RE: Do you have any paranormal experineces?
March 7, 2019 at 2:08 am
(This post was last modified: March 7, 2019 at 2:10 am by fredd bear.)
(March 6, 2019 at 2:58 pm)The Valkyrie Wrote:(March 6, 2019 at 2:02 pm)Brian37 Wrote: The easiest way to expose these frauds is to challenge them to a neutral lab they have no control over.
Same with psychics. <-- All of them are frauds and cons.
I knew you'd say that!
Hang about.
Not always quite as simple as some might think;
One of the most famous photographic frauds was the case of The Cottingley Fairies. It fooled some pretty serious people.Eg the techies at Eastman who declared the photos could not possibly have been faked. Also Sir Arthur Conan Doyle believed. He even wrote a book about it; "The Coming Of The Fairies'"
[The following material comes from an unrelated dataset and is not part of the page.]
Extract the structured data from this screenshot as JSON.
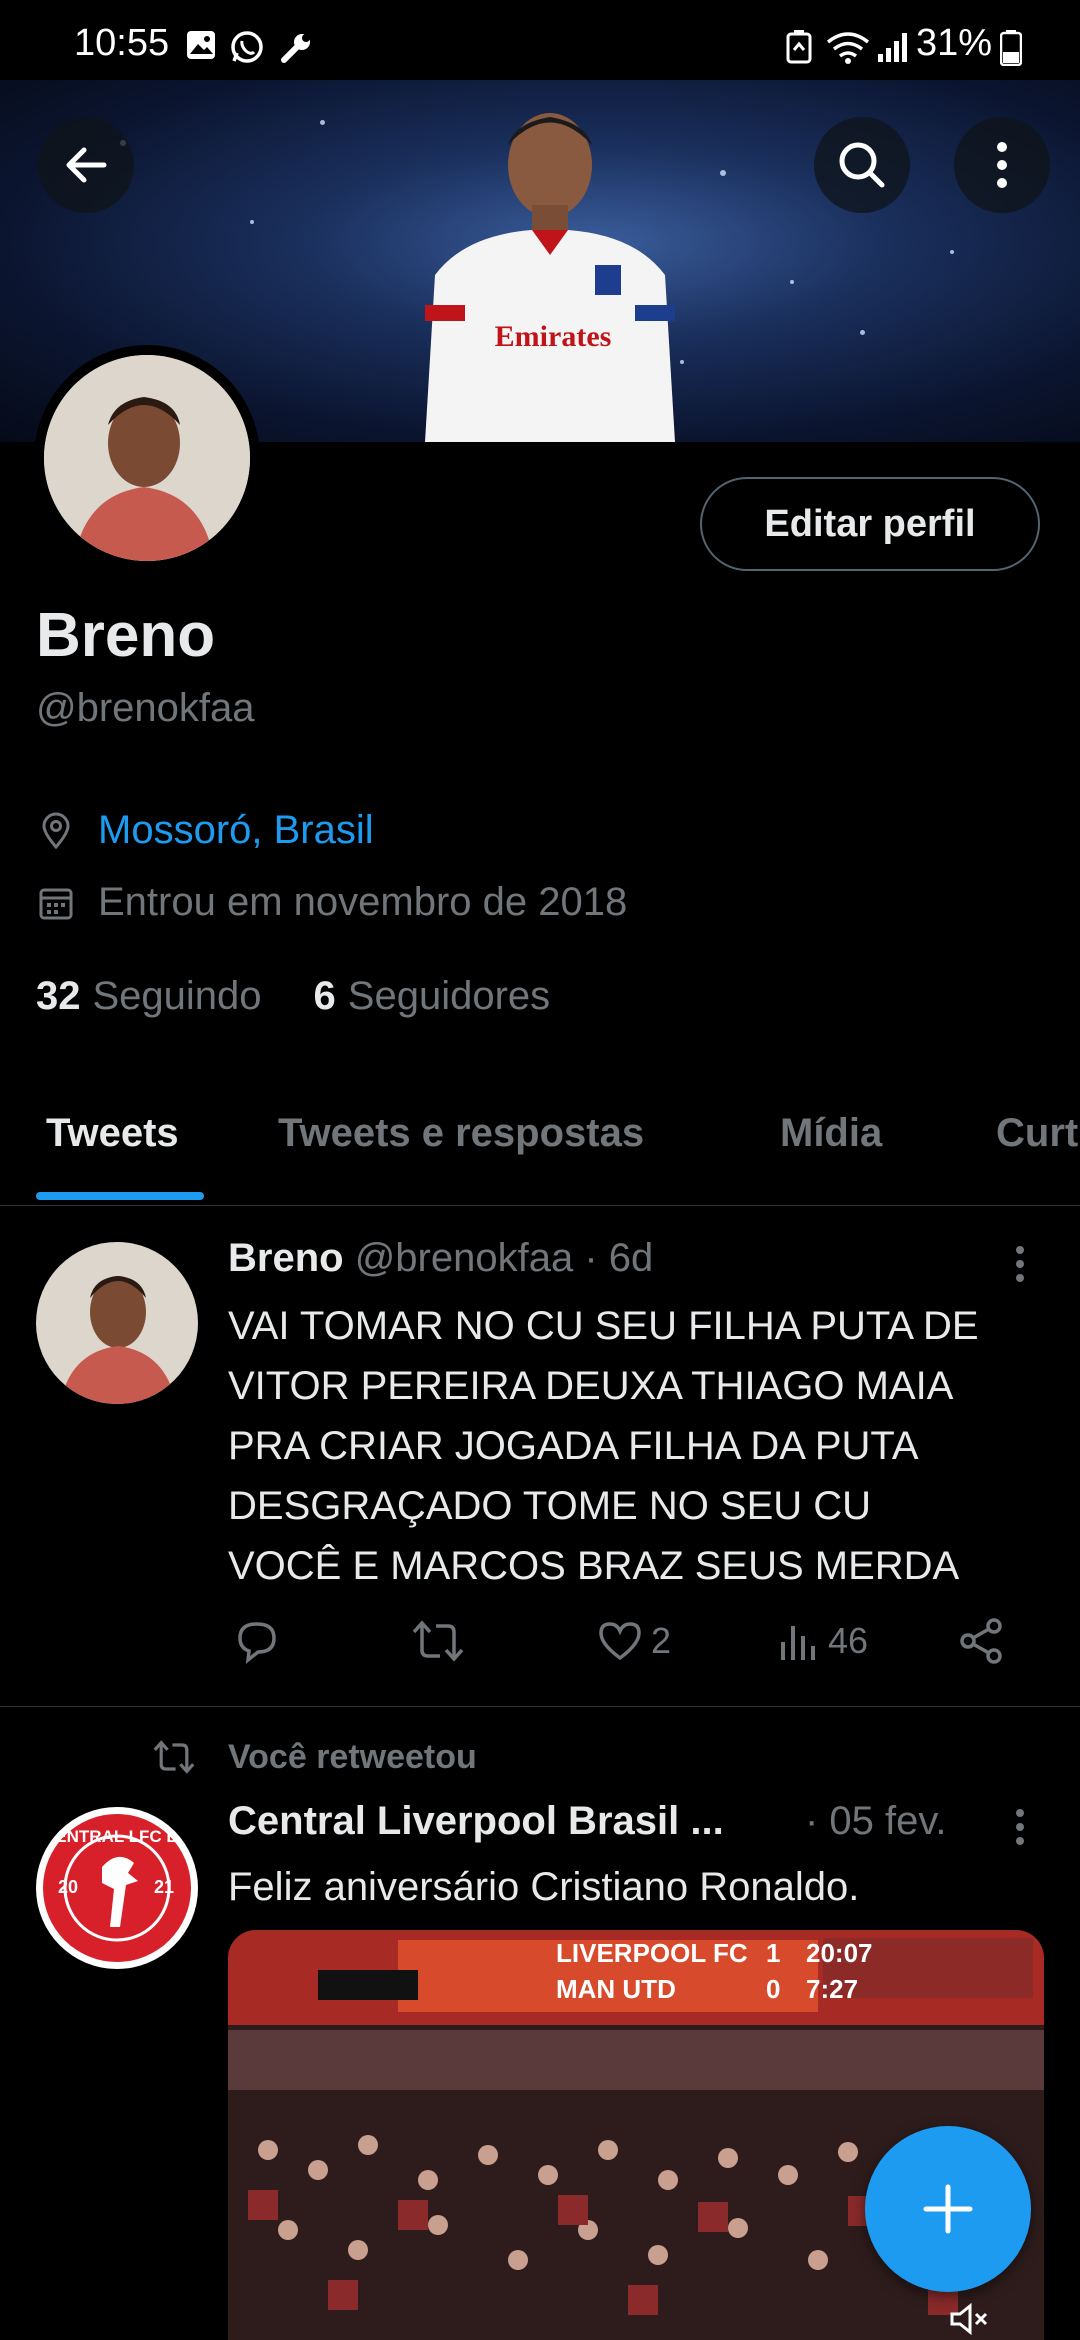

Context: During WW1, 1917. Sir Arthur had lost a beloved son, and was desperate to believe. I think that mindset also at least partly explains the massive interest in spiritualism at that time.
Over 50 years later, one of the girls confessed it was a hoax, and showed how they did it. Look at the photos today, and they are obviously fakes. Everyone has 20/20 hindsight. Detailed pictures are available on Google images.
The Cottingley Fairies appear in a series of five photographs taken by Elsie Wright (1901–1988) and Frances Griffiths (1907–1986), two young cousins who lived in Cottingley, near Bradford in England. In 1917, when the first two photographs were taken, Elsie was 16 years old and Frances was 9. The pictures came to the attention of writer Sir Arthur Conan Doyle, who used them to illustrate an article on fairies he had been commissioned to write for the Christmas 1920 edition of The Strand Magazine. Doyle, as a spiritualist, was enthusiastic about the photographs, and interpreted them as clear and visible evidence of psychic phenomena. Public reaction was mixed; some accepted the images as genuine, others believed that they had been faked.